OBITUÁRIO
Mario Vargas Llosa: o último liberal literário

Partiu Jorge Mario Pedro Vargas Llosa.
Fê-lo com a mesma elegância estoica com que enfrentava os seus detractores e as suas próprias contradições. Tinha 89 anos e uma obra que atravessa o século, como se apenas a pena lhe bastasse para esculpir a História, os vícios do poder e as misérias da alma humana. Com ele, o romance ibero-americano perdeu o seu último Príncipe das Letras – um que, ao contrário de outros, não cedeu à tentação fácil do populismo, nem literário, nem político.
Nascido no Peru, em 1936, ainda sob o peso colonial da alma espanhola, foi cosmopolita desde sempre – e, por isso, universal. Viveu em Lima, Madrid, Londres, Paris e até em barricadas ideológicas que não raro se desfaziam à força da lucidez. Começou esquerdista, apaixonado por Castro e pelas utopias da revolução. Mas cedo se desiludiu. Denunciou a tirania cubana quando tantos preferiam ainda cantar loas à igualdade das fardas. Desistiu das promessas da esquerda autoritária e caminhou, sem pedir desculpa, para um liberalismo firme, racional, incómodo. A sua coerência, como toda a coerência verdadeira, pagou-se cara – e ele nunca pediu troco.

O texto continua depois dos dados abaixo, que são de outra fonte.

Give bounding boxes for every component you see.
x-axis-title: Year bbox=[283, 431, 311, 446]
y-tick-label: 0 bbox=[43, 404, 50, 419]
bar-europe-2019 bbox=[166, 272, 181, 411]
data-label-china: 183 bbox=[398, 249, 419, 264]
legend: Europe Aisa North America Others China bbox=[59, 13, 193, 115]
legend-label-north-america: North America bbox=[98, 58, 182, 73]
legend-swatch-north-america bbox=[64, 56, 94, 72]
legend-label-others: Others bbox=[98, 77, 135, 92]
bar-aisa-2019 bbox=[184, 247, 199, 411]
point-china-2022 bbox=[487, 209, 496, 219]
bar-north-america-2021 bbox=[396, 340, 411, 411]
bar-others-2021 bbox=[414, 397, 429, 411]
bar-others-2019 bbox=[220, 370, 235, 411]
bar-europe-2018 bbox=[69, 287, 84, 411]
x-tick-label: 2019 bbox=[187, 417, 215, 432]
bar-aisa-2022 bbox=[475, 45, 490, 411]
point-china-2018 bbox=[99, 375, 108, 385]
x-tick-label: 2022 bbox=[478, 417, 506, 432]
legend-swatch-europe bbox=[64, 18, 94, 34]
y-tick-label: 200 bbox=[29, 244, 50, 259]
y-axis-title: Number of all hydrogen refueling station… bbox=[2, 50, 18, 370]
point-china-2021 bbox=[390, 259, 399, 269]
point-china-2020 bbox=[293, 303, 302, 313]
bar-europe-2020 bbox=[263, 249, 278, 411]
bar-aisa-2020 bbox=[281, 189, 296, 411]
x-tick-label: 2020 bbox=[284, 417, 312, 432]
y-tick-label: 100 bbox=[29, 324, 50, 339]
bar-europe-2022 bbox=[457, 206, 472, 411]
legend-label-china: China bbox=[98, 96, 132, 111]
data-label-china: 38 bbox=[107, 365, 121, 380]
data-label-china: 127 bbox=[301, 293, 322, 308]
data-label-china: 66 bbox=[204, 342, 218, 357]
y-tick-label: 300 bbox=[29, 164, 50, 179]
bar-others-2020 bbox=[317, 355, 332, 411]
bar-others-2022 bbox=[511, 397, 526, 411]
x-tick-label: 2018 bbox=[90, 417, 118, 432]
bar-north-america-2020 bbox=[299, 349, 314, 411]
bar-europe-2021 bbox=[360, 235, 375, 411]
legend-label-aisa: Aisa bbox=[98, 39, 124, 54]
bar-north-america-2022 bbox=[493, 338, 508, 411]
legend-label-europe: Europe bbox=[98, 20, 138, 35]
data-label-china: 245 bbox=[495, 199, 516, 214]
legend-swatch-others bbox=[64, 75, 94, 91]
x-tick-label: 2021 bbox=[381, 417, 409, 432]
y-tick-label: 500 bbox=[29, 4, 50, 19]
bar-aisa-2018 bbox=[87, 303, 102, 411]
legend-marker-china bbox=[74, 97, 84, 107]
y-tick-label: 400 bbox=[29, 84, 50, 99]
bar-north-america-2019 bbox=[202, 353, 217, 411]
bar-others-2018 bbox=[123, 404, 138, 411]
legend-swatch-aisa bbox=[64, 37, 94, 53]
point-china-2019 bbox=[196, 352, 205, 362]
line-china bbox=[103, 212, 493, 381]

Na Literatura, foi monumental. A Cidade e os Cães, a sua estreia em 1963, explodiu como granada na paisagem literária sul-americana. Rompia com o realismo mágico, que ele admirava mas recusava imitar. Os seus romances não tinham mariposas cor-de-rosa nem coronéis centenários: tinham soldados brutos, burocratas corruptos, mulheres inteligentes e trágicas, paixões ferozes e uma imensa desilusão com a humanidade. A seguir vieram obras-primas: Conversa na Catedral, A Guerra do Fim do Mundo, Tia Júlia e o Escrevedor, O Peixe na Água, Travessuras da Menina Má – para mim, o seu mais deslumbrante romance. Uma galeria de vidas e fracassos, revoluções e exílios, narrada com a precisão de um historiador e a volúpia de um esteta.
Ganhou o Nobel em 2010, tarde – como quase sempre acontece aos que não alinham pelas capelas literárias do politicamente correcto. Mas o prémio foi apenas confirmação do que já era evidente: Vargas Llosa estava entre os maiores, mesmo entre os que o invejavam em silêncio. Nenhum outro autor do “boom” latino-americano se expôs tanto – política e esteticamente. Nenhum outro escreveu com tanta clareza sobre o embuste das ideologias totalitárias, sobre a decadência moral do autoritarismo populista e sobre a fragilidade da liberdade quando não se cultiva a responsabilidade.
Também tentou a política activa: foi candidato à presidência do Peru em 1990 e perdeu para Fujimori. Talvez tenha sido melhor assim. Vargas Llosa não era um político disfarçado de escritor, mas um escritor que compreendia o poder melhor do que muitos políticos. A derrota presidencial salvou-o da corrupção do Estado e devolveu-o à pureza da Literatura e do pensamento livre. Nunca deixou de intervir. Escreveu ensaios brilhantes, colunas provocadoras, discursos memoráveis. Fez inimigos, mas manteve o respeito dos que preferem a frontalidade à subserviência.

Era homem de paixões: teve amores, escândalos, divórcios, reconciliações. Amou a liberdade como se ama uma mulher difícil: com fervor, ciúmes e uma fidelidade tumultuosa. Nunca pediu licença para pensar e, por isso, nunca foi cúmplice da indigência moral que hoje tanto se tolera em nome da virtude pública.
Vargas Llosa deixa-nos órfãos de um certo humanismo viril, de uma tradição literária que não tinha medo de ser grandiosa nem vergonha de ser elitista quando a mediocridade se fazia norma. Era culto, sem pedir desculpas. Escrevia bem, com orgulho. E pensava com clareza, sem receio de desagradar.
No seu túmulo, se houver justiça, não se escreverá apenas “Prémio Nobel”, mas sim: “Aqui jaz um escritor livre.”